Bugüne kadar Türkiye’de Cumhuriyet hükümetleri Kürt sorununu bastırma ve asimilasyon politikası çerçevesinde ele aldılar. Zaman zaman radikal bir inkarcılığa varan bu politika, Türkiye’de yaşayan Kürtlerin bireysel çabalarıyla Türk kimliğine asimile olmalarının önünü açık tutmakla yetindi. Kültürel kimliklerini unutmaları veya kamu alanında hiç görülmeyecek biçimde özel alanlarının mahremiyeti içine bunu hapsetmeleri koşuluyla, Kürtlere siyasal eşitlik olanağı verildi. Buna karşılık siyasal ve idari alanda bölge halkına karşı savunmacı bir tavır hep egemen oldu. Cumhuriyet hükümetleri bölgenin iktisadi ve sosyal gelişmesinin Kürt kimliğinin tanınması taleplerini geliştirecek olmasından yarı bilinçli biçimde çekindiler.

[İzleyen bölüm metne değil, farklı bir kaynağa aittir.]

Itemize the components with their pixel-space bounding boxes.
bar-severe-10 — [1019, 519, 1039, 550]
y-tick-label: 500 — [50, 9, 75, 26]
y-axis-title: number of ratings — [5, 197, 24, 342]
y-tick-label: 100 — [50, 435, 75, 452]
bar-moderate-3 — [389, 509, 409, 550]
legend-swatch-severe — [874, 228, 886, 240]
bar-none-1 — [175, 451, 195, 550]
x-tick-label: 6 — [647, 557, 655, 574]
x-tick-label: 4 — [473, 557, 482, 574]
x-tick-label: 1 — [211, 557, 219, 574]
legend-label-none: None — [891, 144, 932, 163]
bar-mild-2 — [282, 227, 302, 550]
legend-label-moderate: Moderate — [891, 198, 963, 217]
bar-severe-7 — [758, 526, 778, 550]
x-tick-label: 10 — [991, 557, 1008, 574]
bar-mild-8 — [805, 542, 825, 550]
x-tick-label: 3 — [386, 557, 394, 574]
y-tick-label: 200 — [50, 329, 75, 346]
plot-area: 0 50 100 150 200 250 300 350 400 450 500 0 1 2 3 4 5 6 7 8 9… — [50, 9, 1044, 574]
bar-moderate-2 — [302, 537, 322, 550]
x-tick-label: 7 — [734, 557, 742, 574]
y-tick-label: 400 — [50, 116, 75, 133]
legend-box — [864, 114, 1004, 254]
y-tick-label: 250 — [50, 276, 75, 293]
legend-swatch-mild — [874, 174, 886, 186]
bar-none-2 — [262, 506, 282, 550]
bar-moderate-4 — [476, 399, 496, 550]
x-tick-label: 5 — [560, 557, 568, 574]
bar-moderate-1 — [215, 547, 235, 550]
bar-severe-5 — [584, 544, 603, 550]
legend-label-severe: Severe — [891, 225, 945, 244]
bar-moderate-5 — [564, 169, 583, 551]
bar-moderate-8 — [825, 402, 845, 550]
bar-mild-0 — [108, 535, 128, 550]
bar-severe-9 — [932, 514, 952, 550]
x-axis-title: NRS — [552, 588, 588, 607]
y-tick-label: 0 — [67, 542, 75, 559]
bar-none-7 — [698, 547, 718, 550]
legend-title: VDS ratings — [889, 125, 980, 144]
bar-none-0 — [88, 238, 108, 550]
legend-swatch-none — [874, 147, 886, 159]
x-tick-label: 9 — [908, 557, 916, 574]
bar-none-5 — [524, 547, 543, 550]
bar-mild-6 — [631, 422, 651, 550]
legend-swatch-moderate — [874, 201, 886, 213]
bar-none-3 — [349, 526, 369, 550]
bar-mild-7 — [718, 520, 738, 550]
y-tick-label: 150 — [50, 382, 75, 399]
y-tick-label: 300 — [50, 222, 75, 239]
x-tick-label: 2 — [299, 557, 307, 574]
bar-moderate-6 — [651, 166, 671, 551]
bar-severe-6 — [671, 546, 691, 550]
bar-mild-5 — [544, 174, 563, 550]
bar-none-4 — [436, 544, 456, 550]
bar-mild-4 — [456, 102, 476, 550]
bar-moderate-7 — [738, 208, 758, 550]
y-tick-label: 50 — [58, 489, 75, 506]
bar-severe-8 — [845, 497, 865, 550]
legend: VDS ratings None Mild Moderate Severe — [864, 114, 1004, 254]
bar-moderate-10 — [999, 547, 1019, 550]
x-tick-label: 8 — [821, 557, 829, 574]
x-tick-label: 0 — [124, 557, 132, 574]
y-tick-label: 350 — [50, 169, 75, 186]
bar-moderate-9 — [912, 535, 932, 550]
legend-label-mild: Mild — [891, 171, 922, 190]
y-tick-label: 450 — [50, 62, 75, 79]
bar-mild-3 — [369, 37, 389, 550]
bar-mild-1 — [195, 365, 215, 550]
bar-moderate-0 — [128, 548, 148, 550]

Türkiye’de yaşayan Kürtlerin kapsayıcı bir üst kimlik içine değil, etnik vurgulu bir Türk kültür ve kimliği içine asimile edilmesi politikasının yumuşak versiyonu, hoşgörü söylemi oldu. Özünde bir alt-üst ilişkisi veya egemen güçle tebası arasındaki ilişkinin ifadesi olan hoşgörü politikası, gelinen noktada sorun çözücü bir niteliğe sahip değil. Üstelik Kürt kimliğini az veya çok benimseyen geniş bir çevre için bu hoşgörü tavrının küçültücü yanı ağır bastığı kadar, geçmiş politikalar ışığında değerlendirildiğinde, sürekliliği konusunda inandırıcılık taşıması da mümkün değil.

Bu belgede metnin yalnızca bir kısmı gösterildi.